Under Review: The Latest Books Reviewed:

Imperial Bayonets

Tactics of the Napoleonic
Battery, Battalion and Brigade
as found in Contemporary Regulations

by George Nafziger

Reviewed by John Cook


Published by Greenhill Books £25

It was my pleasure to review Imperial Bayonets in FE25 when it appeared in its original privately published form as A Guide to Napoleonic Warfare. At that time, as I indicated, there were already rumours that Greenhill Books were considering publishing it and this has now happened. The text is essentially unchanged and although there have been some minor additions and modifications, particularly in the section dealing with Austria in Chapter 3, the improvement is essentially one of presentation and this is particularly evident in the context of the illustrations and tables.

There is really very little I can add to my earlier review of this remarkable book.
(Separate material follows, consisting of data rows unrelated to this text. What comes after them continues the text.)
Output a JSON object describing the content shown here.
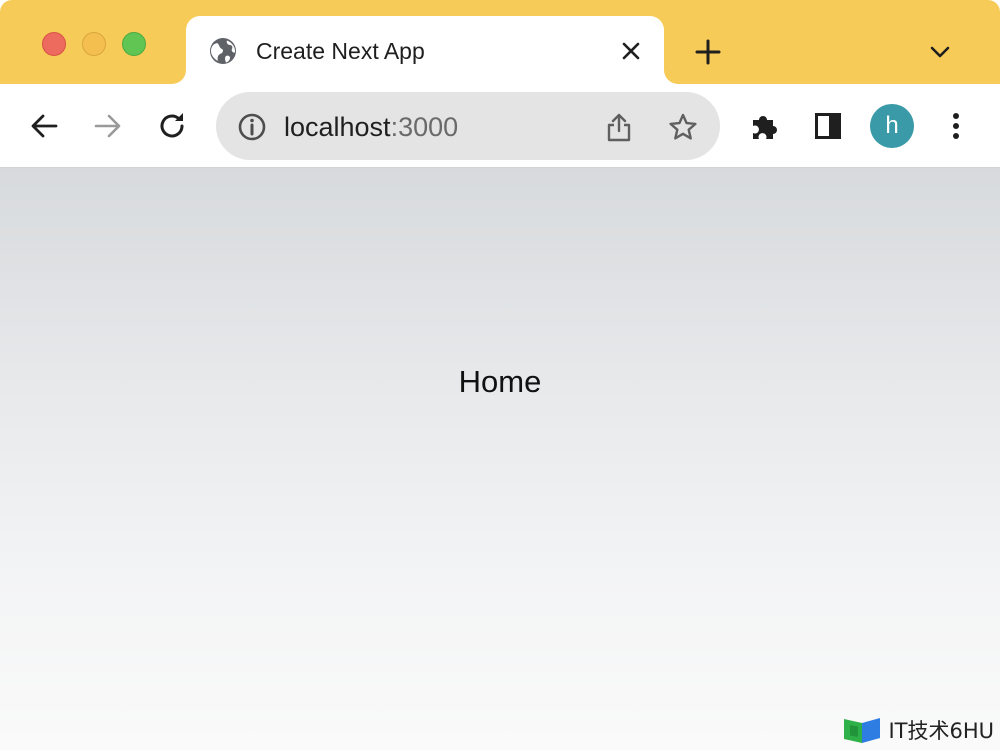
{
  "browser": {
    "tab": {
      "title": "Create Next App",
      "favicon": "globe-icon",
      "close_icon": "close-icon"
    },
    "new_tab_icon": "plus-icon",
    "tab_search_icon": "chevron-down-icon",
    "toolbar": {
      "back_icon": "arrow-left-icon",
      "forward_icon": "arrow-right-icon",
      "reload_icon": "reload-icon",
      "extensions_icon": "puzzle-icon",
      "side_panel_icon": "side-panel-icon",
      "menu_icon": "kebab-menu-icon"
    },
    "omnibox": {
      "info_icon": "info-icon",
      "host": "localhost",
      "port": ":3000",
      "share_icon": "share-icon",
      "bookmark_icon": "star-icon"
    },
    "profile": {
      "initial": "h",
      "color": "#3a9aa8"
    },
    "colors": {
      "tabstrip": "#f7cb57",
      "close_red": "#ed6a5e",
      "minimize_yellow": "#f4bf4f",
      "zoom_green": "#61c554"
    }
  },
  "page": {
    "heading": "Home"
  },
  "watermark": {
    "text": "IT技术6HU"
  }
}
For those who may have missed it, however, I will reiterate that this book is the result of the author's continuing research over about 12 years and is drawn from approximately 60 contemporary and near contemporary regulations for the three arms. The book comprises 12 chapters that take the reader from the lowest levels of command through to the very highest, but the strength of the book is the discussion of the tactical and operational (grand tactical) levels, that is to say from battalion to Brigade. This forms the greater part of Imperial Bayonets and is perfectly complemented by extremely well executed diagrams.

In addition to a detailed examination of the regulations of all arms, there are chapters that explore that most nebulous of subjects, light infantry tactics, examine documented examples of the regulations in practice, how they were choreographed in the manoeuvres of Brigades, combined arms operations at Divisional level and, finally, a chapter that looks at strategic issues and what is called in modern parlance C3 I, or command, control, communications and intelligence.

Over the years a number of books, and there have not been very many of them, have tried to relate the science of the regulations to the tactical and operational art of the Revolutionary and Napoleonic periods. Some, like Jean Colin's, published at the turn of the Century, and Robert Quimby's which is essentially a translation of Colin's, have tended to concentrate on the French or, like Walter Wagner's excellent volume on the Austrian army, have looked at another country in isolation.

More recent volumes have tried to broaden the discussion beyond the obsession with France and Napoleon. These have, in my view, all failed to one degree or another, and have given either distorted or incomplete explanations. George Nafziger's comprehensive research and dispassionate treatment simply eclipses all of them, by a very long way indeed.

It is sometimes said that regulations reflect theory rather than actual practice. That, to be blunt, is rubbish. Although it is undoubtedly true that some units were less capable than others, it is equally true that no evolutions were available to them that did not exist somewhere in the pages of one regulation or another. The counsel of perfection though the regulations and manuals may have been, without some understanding of the evolutions they describe it is impossible to comprehend how Napoleonic battles were actually fought, and why they were fought the way they were.

Everybody who has a serious interest in the military history of the period should be made to read Imperial Bayonets before they are allowed to read anything else.